SINGAPORE (Reuters) - Britain on Tuesday said it would clamp down on the use of “dirty money” to buy up expensive properties, promising to expose the owners of anonymous foreign shell companies hiding cash in London’s buoyant housing market.
Prime Minister David Cameron, speaking in Singapore on a regional trade visit, said the promise was part of anti-corruption efforts to ensure that Britain did not become a “safe haven for corrupt money from around the world”.
“We know that some high-value properties - particularly in London - are being bought by people overseas through anonymous shell companies, some of them with plundered or laundered cash,” Cameron said. “There is no place for dirty money in Britain.”
Property in parts of London is among the most expensive in the world which, combined with strong property law and looser restrictions on foreign buyers than some international peers, makes it an attractive place to bury cash in assets that will hold their value.
In 2012 a British court ruled that an eight-bedroom London mansion, worth 10 million pounds, had been bough using stolen Libyan state funds by Saadi Gaddafi, son of former dictator Muammar Gaddafi.
Around 122 billion pounds of property in England and Wales is owned via offshore companies, Cameron said, announcing that a central registry of land and properties owned by foreign firms would be set up in the coming months, giving details of who owns around 100,000 property titles.
“We need to stop corrupt officials or organised criminals using anonymous shell companies to invest their ill-gotten gains in London property, without being tracked down,” he said.
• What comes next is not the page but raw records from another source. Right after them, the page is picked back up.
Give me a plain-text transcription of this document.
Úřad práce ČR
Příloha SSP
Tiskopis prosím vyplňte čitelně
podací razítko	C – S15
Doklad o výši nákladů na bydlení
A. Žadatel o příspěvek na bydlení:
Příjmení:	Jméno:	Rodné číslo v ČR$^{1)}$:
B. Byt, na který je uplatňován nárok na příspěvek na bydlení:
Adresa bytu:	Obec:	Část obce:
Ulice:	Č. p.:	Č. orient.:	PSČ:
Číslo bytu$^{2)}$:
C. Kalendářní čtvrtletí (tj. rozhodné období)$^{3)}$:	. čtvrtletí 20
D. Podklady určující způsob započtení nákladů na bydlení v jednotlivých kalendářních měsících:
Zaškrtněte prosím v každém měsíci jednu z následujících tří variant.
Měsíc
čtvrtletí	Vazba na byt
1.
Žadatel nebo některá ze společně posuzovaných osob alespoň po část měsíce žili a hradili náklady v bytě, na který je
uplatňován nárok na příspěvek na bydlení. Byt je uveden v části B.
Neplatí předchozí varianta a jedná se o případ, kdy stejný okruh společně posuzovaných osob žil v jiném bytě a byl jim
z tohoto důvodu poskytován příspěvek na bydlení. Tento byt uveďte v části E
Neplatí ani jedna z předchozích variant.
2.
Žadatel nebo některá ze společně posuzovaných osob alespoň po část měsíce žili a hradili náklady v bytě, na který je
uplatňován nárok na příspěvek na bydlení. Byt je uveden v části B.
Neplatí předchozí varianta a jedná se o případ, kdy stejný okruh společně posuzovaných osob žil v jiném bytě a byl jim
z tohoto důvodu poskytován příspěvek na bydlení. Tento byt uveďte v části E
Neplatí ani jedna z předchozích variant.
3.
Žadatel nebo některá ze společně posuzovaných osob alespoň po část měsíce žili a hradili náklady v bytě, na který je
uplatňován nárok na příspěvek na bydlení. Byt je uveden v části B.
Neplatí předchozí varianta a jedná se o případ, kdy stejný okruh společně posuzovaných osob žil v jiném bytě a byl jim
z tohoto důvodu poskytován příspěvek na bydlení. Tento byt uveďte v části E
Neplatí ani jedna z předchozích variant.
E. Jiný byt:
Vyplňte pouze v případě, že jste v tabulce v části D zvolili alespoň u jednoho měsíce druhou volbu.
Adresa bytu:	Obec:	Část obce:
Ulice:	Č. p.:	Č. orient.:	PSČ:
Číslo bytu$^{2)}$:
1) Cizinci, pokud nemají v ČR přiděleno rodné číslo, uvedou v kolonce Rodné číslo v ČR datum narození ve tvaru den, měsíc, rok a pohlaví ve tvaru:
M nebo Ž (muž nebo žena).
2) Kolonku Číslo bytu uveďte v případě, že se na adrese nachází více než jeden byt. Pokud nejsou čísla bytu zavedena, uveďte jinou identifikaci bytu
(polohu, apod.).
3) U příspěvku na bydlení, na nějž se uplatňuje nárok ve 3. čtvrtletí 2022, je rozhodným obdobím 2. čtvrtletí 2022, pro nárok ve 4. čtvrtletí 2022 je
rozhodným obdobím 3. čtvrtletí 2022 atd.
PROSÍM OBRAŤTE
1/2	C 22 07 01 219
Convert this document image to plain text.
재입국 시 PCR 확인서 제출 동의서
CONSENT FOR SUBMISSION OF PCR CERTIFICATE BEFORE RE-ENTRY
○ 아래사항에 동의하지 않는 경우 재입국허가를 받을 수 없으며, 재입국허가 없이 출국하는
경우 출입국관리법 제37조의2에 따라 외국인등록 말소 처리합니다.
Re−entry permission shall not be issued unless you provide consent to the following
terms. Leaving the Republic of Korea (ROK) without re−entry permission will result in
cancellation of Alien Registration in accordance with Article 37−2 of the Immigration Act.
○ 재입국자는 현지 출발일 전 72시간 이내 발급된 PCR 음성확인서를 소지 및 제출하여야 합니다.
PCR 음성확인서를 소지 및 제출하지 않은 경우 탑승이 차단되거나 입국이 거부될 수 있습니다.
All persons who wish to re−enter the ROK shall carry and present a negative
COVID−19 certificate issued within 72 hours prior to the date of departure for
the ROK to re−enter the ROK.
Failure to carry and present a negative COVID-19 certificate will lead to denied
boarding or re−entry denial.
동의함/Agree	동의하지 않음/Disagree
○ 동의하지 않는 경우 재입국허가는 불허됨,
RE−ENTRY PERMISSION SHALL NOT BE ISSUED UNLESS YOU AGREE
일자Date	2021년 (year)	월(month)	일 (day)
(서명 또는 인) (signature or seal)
Anti-corruption campaign group Global Witness welcomed the measures, saying improved transparency would have a strong persuasive effect in deterring criminals looking to hide stolen money.
“The challenge will be to make sure than any information kept on a register is up to date and accurate,” said Robert Palmer leader of Global Witness’ campaigns involving banks and anonymous companies.
He also urged the government to press for similar levels of transparency from Britain’s overseas territories, many of which are used in the complex company structures often used to avoid or evade tax.
Legal firm Eversheds cautioned that, while welcome, the measures alone would not be enough to stop the flow of money through the property market.
“The offshore corporate landowners are not the end of the trail,” said Polly Sprenger, a specialist in corporate and economic crime at Eversheds.
“For real advancement, the government would need to insist on exposure of the ‘ultimate beneficial owner’, that is, the individuals behind the corporate front.”
Cameron also said the government was considering implementing rules to force foreign firms wishing to bid on government contracts to provide full details on their ownership structure.